Caine's cockney player is very much the main character of the film (a role
apparently, and amazingly, originally offered to Robert Redford). The actor, who had earlier played
the soliloquising womaniser Alfie in the 1966 film of the same name, reprises some elements of that
character's optimism and presumptions. In the present film he is less of cynical loner, studiously
subservient to his criminal employer, though still on the look out for a good thing, both
professionally and sexually. Like his more famous compatriot, James Bond, he drives an Aston Martin,
although quickly reduced to a bicycle and then a mini. The Mafia's cliff-side warning dents some of
his self-assurance, presumably also shaken by the roughing up from Bridger's men (although,
interestingly, the beating is never referred to again, and leaves no physical marks.) Away from his
boss he remains very much his own man, although his loyalty is never in doubt: "From now on we
work as a team. Which means you all listen to me." Crocker is always in control, never
sentimental, being content to pack his girlfriend off with the minimum of ceremony at the airport.
Emotion slowly filtered through Caine's screen persona. His watching of Beckermann's footage early
on, to explain the big idea, anticipates Carter's less dispassionate viewing of celluloid in Hodges'
gangster film two years later.
Before the long, final chase ensues; the Mafia ceremoniously waste the gang's Aston
and two Jags. While making a simple point about the threat and power of the Italian underworld, the
removal of 'competing' vehicles also reaffirms the status of the remaining minis. Ironically, if the
film has a weakness, it lies in the prominence given to the car, the display that reduces tension
during the last part of the film. The stunts are still eye-catching today (the notable rooftop jump
being filmed on the roof of the Fiat factory), but very often one is aware of watching a
demonstration of the vehicle's versatility rather than a dramatic bid for freedom. In one scene
filmed, later deleted from the release print, the Minis and their Italian pursuers performed
gracefully together on an ice rink choreographed to a waltz, slowing the action even further. That
such a scene was considered, and filmed, gives an indication of how taken the makers had been with
the car, with the means rather than the process of urgent escape.

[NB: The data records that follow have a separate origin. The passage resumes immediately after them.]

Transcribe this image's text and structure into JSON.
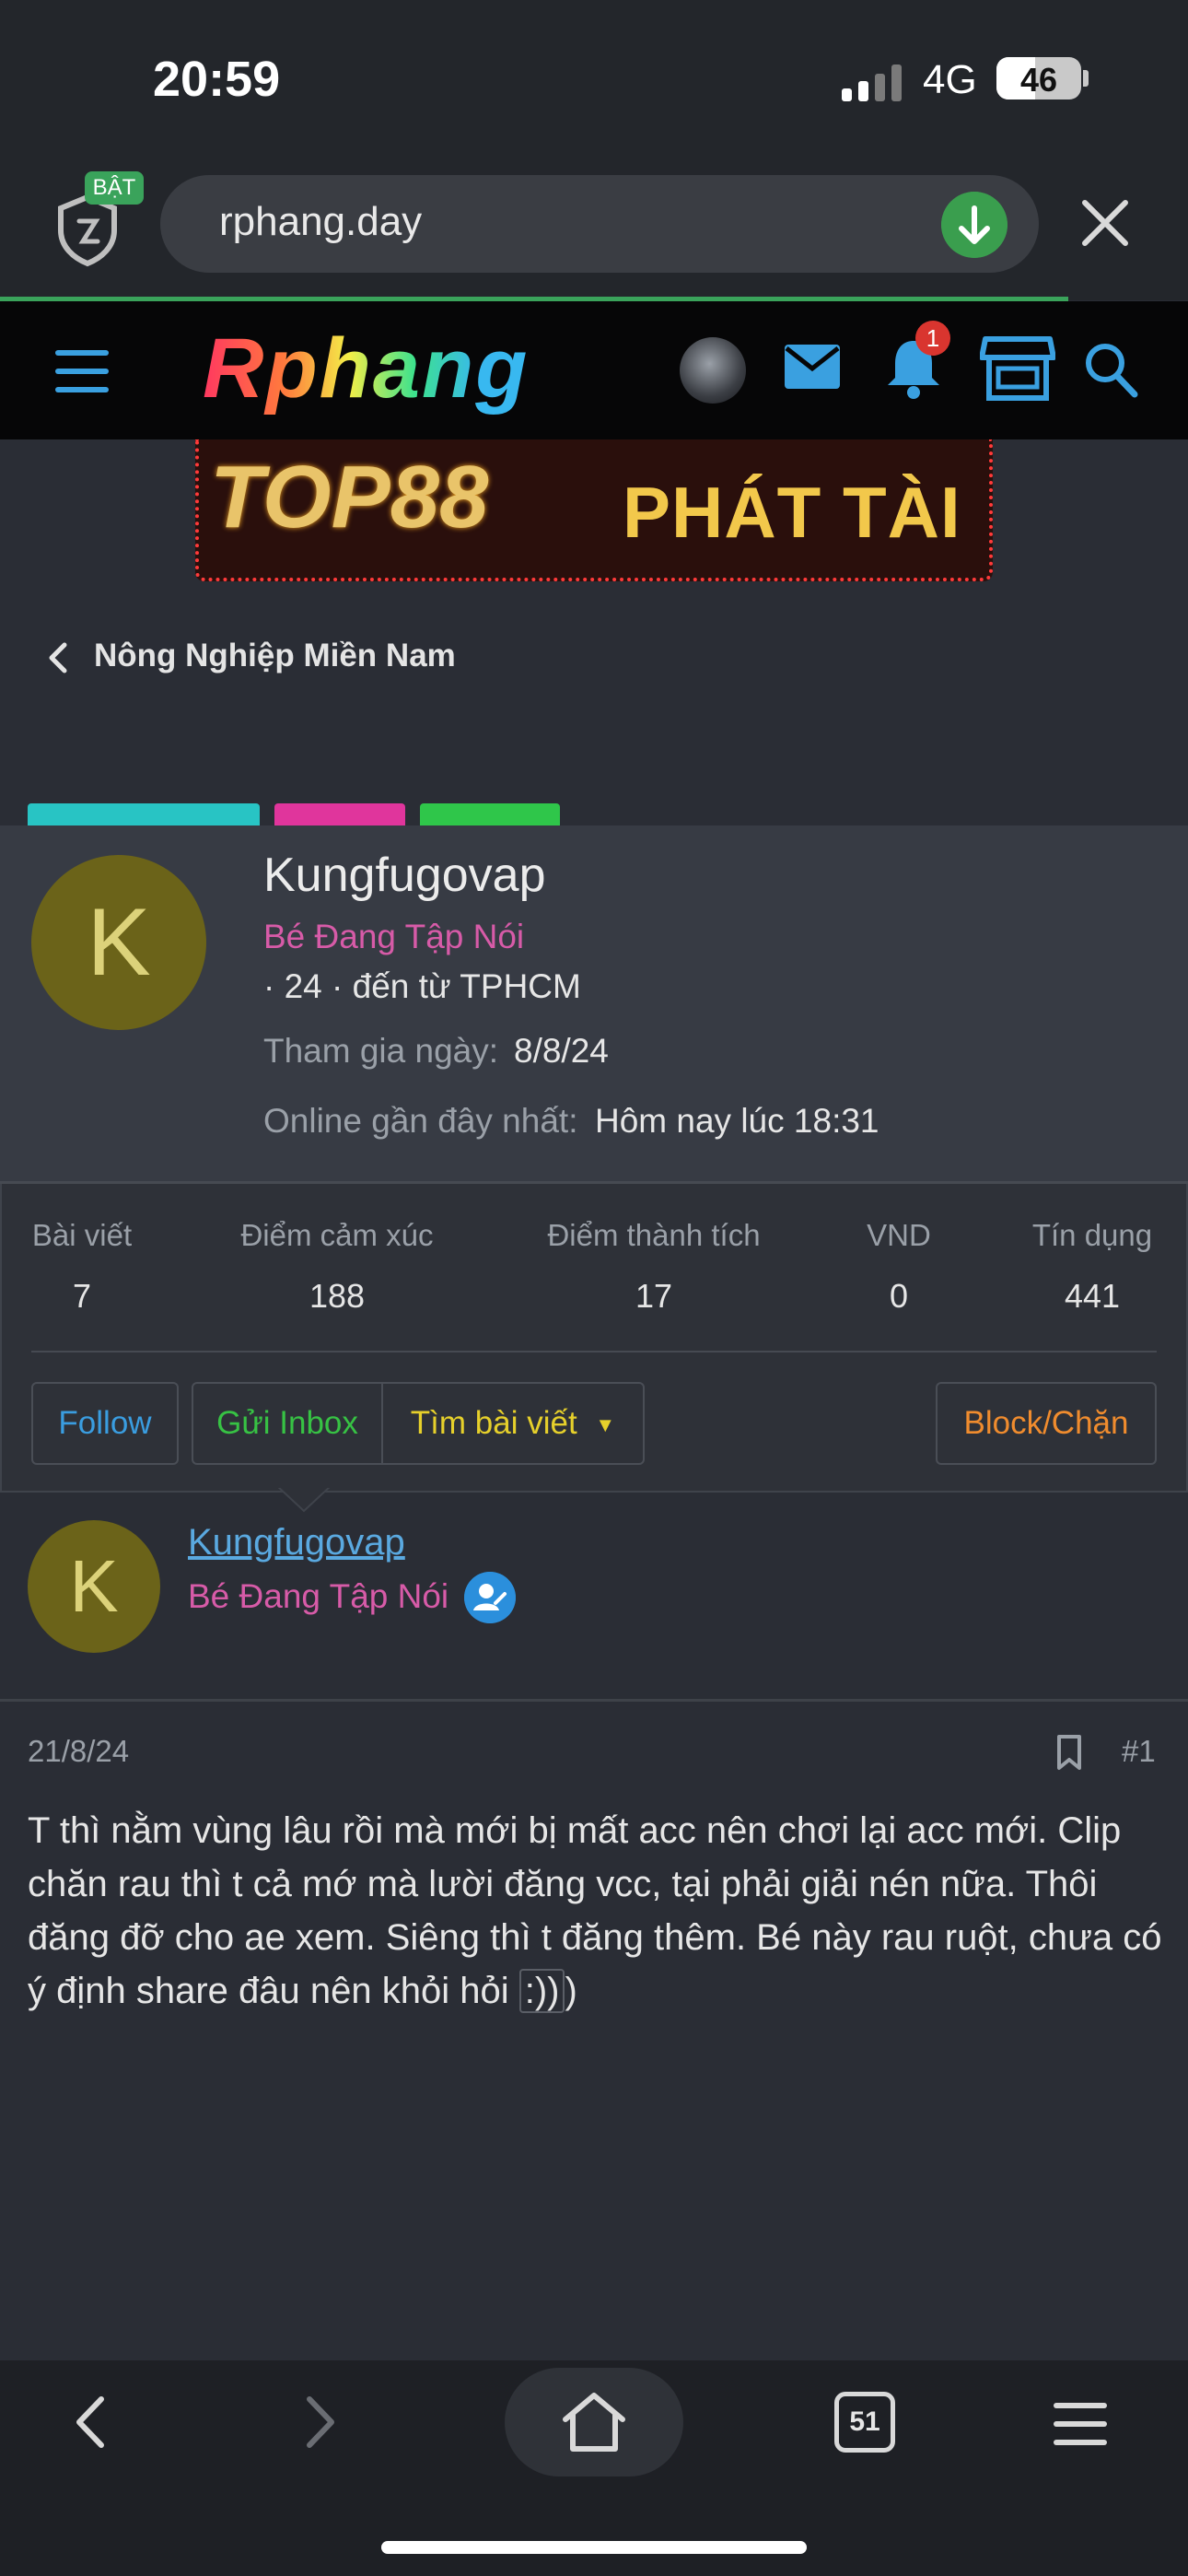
{
  "status_bar": {
    "time": "20:59",
    "network": "4G",
    "battery": "46",
    "battery_level": 0.46
  },
  "browser": {
    "shield_badge": "BẬT",
    "url": "rphang.day"
  },
  "site_header": {
    "logo": "Rphang",
    "notification_count": "1"
  },
  "banner": {
    "brand": "TOP88",
    "slogan": "PHÁT TÀI"
  },
  "breadcrumb": {
    "label": "Nông Nghiệp Miền Nam"
  },
  "member_card": {
    "avatar_letter": "K",
    "name": "Kungfugovap",
    "rank": "Bé Đang Tập Nói",
    "meta": "· 24 · đến từ TPHCM",
    "joined_label": "Tham gia ngày:",
    "joined_value": "8/8/24",
    "online_label": "Online gần đây nhất:",
    "online_value": "Hôm nay lúc 18:31",
    "stats": [
      {
        "label": "Bài viết",
        "value": "7"
      },
      {
        "label": "Điểm cảm xúc",
        "value": "188"
      },
      {
        "label": "Điểm thành tích",
        "value": "17"
      },
      {
        "label": "VND",
        "value": "0"
      },
      {
        "label": "Tín dụng",
        "value": "441"
      }
    ],
    "buttons": {
      "follow": "Follow",
      "inbox": "Gửi Inbox",
      "find_posts": "Tìm bài viết",
      "block": "Block/Chặn"
    }
  },
  "post": {
    "avatar_letter": "K",
    "author": "Kungfugovap",
    "rank": "Bé Đang Tập Nói",
    "date": "21/8/24",
    "number": "#1",
    "body_main": "T thì nằm vùng lâu rồi mà mới bị mất acc nên chơi lại acc mới. Clip chăn rau thì t cả mớ mà lười đăng vcc, tại phải giải nén nữa. Thôi đăng đỡ cho ae xem. Siêng thì t đăng thêm. Bé này rau ruột, chưa có ý định share đâu nên khỏi hỏi ",
    "body_smiley": ":))",
    "body_tail": ")"
  },
  "toolbar": {
    "tab_count": "51"
  },
  "colors": {
    "accent_blue": "#3aa0e0",
    "rank_pink": "#d75ba8",
    "follow_blue": "#3a9de0",
    "inbox_green": "#37c244",
    "find_yellow": "#e6d02b",
    "block_orange": "#f08c2e",
    "badge_red": "#d9352f"
  }
}
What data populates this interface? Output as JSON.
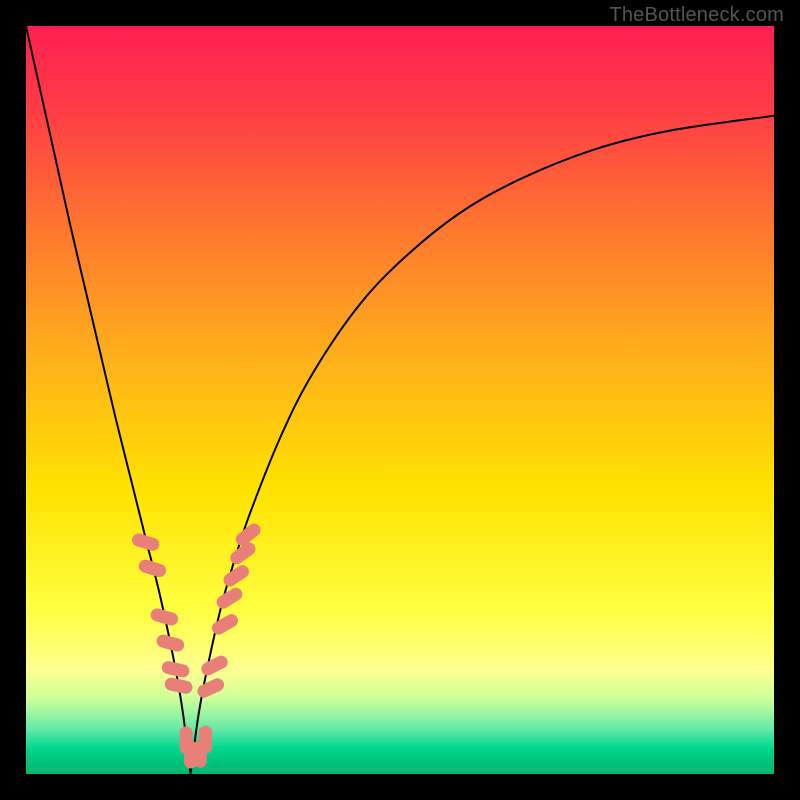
{
  "watermark": "TheBottleneck.com",
  "chart_data": {
    "type": "line",
    "title": "",
    "xlabel": "",
    "ylabel": "",
    "xlim": [
      0,
      100
    ],
    "ylim": [
      0,
      100
    ],
    "gradient_stops": [
      {
        "offset": 0,
        "color": "#ff1f52"
      },
      {
        "offset": 0.12,
        "color": "#ff3f44"
      },
      {
        "offset": 0.28,
        "color": "#ff7a2e"
      },
      {
        "offset": 0.45,
        "color": "#ffb21a"
      },
      {
        "offset": 0.62,
        "color": "#ffe200"
      },
      {
        "offset": 0.78,
        "color": "#ffff40"
      },
      {
        "offset": 0.86,
        "color": "#ffff90"
      },
      {
        "offset": 0.9,
        "color": "#ccff99"
      },
      {
        "offset": 0.94,
        "color": "#66e8a8"
      },
      {
        "offset": 0.965,
        "color": "#00d98e"
      },
      {
        "offset": 0.985,
        "color": "#00c27a"
      },
      {
        "offset": 1.0,
        "color": "#00b86f"
      }
    ],
    "series": [
      {
        "name": "bottleneck-curve",
        "notch_x": 22,
        "x": [
          0,
          2,
          4,
          6,
          8,
          10,
          12,
          14,
          16,
          18,
          20,
          21,
          22,
          23,
          24,
          26,
          28,
          30,
          34,
          38,
          44,
          50,
          58,
          66,
          76,
          86,
          100
        ],
        "y": [
          100,
          91,
          82,
          73,
          64.5,
          56,
          47.5,
          39.5,
          31.5,
          23.5,
          14,
          8,
          0,
          7.5,
          13,
          22,
          29,
          35,
          45,
          53,
          62,
          68.5,
          75,
          79.5,
          83.5,
          86,
          88
        ]
      }
    ],
    "markers": {
      "name": "highlight-dashes",
      "color": "#e88079",
      "points": [
        {
          "x": 16.0,
          "y": 31.0,
          "angle": -73
        },
        {
          "x": 16.9,
          "y": 27.5,
          "angle": -73
        },
        {
          "x": 18.5,
          "y": 21.0,
          "angle": -74
        },
        {
          "x": 19.3,
          "y": 17.5,
          "angle": -75
        },
        {
          "x": 20.0,
          "y": 14.0,
          "angle": -77
        },
        {
          "x": 20.4,
          "y": 11.8,
          "angle": -78
        },
        {
          "x": 21.4,
          "y": 4.5,
          "angle": 0
        },
        {
          "x": 22.0,
          "y": 2.6,
          "angle": 0
        },
        {
          "x": 23.3,
          "y": 2.7,
          "angle": 0
        },
        {
          "x": 24.0,
          "y": 4.6,
          "angle": 0
        },
        {
          "x": 24.7,
          "y": 11.5,
          "angle": 65
        },
        {
          "x": 25.2,
          "y": 14.5,
          "angle": 63
        },
        {
          "x": 26.6,
          "y": 20.0,
          "angle": 60
        },
        {
          "x": 27.2,
          "y": 23.5,
          "angle": 58
        },
        {
          "x": 28.1,
          "y": 26.5,
          "angle": 56
        },
        {
          "x": 29.0,
          "y": 29.5,
          "angle": 54
        },
        {
          "x": 29.7,
          "y": 32.0,
          "angle": 52
        }
      ]
    }
  }
}
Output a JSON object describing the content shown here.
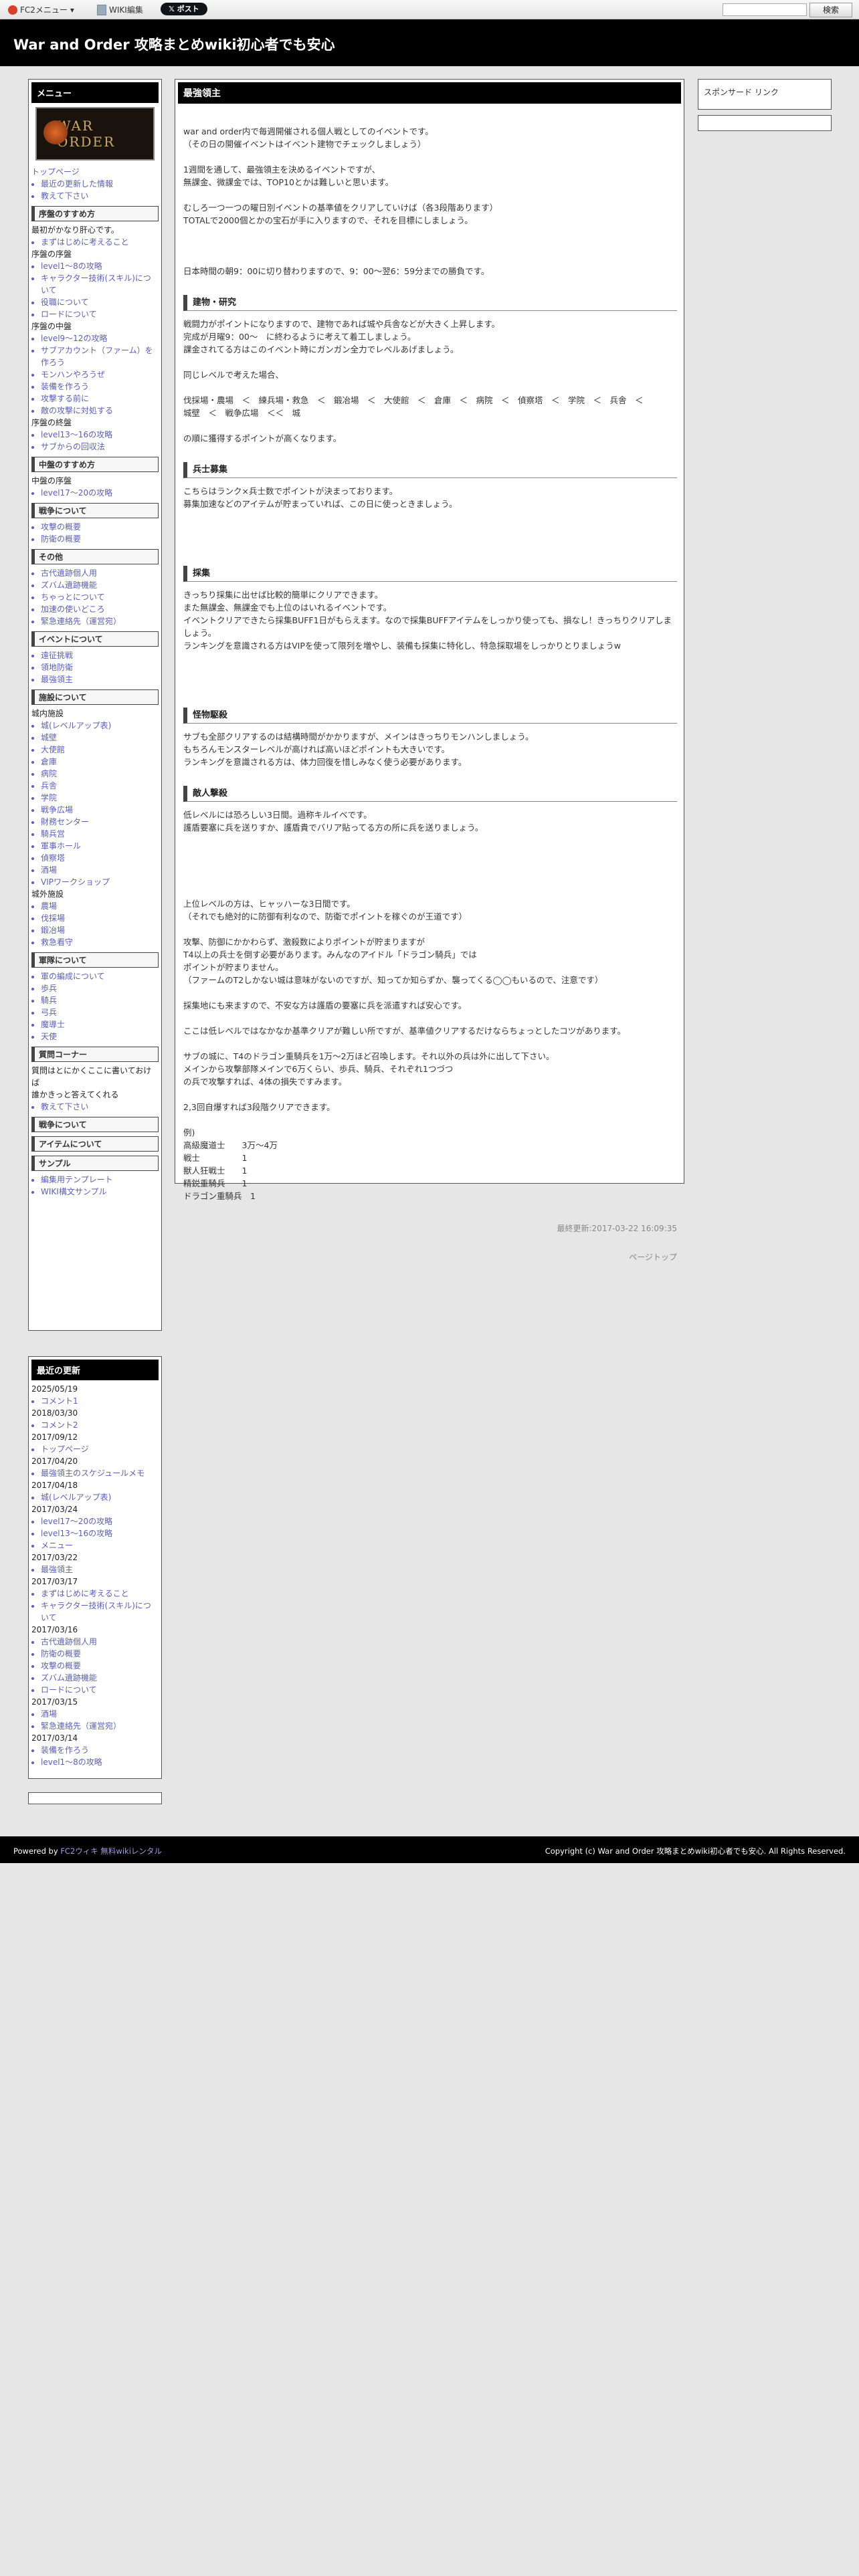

Another less satisfactory element of the plot is the disappearing Mafia. Although
initially presented as a formidable, organised force (as in their synchronised appearance on the hill
side for instance), the Italian hoods are increasingly sidelined as events unfolded, seeming criminal
impotents, and their absence from the finale seems odd.
With or without the Cosa Nostra's malign shadow, the existing conclusion of the
film has excited much comment. With its famous shot of the coach balanced out over the precipice, the
gold sliding towards its back end, and Croker's closing "I've got a great idea..." it is a
literal cliffhanger. The original script tailed off with the escape, and another twist in the tail
was clearly needed. After some debate a studio executive added the existing close, which could easily
have appeared lame, but in the event proves a satisfying conclusion. By leaving the coach, and the
viewer, hanging, the film has it both ways: the crooks get away with it and yet they don't; a group
of white British lads triumph in their cool Minis, only to have their plans derailed by a careless
black driver of their coach. If the film has been about the state of Britishness at the time then the
uncertainty of its conclusion anticipates, perhaps, the doubts and strife of the ensuing decades.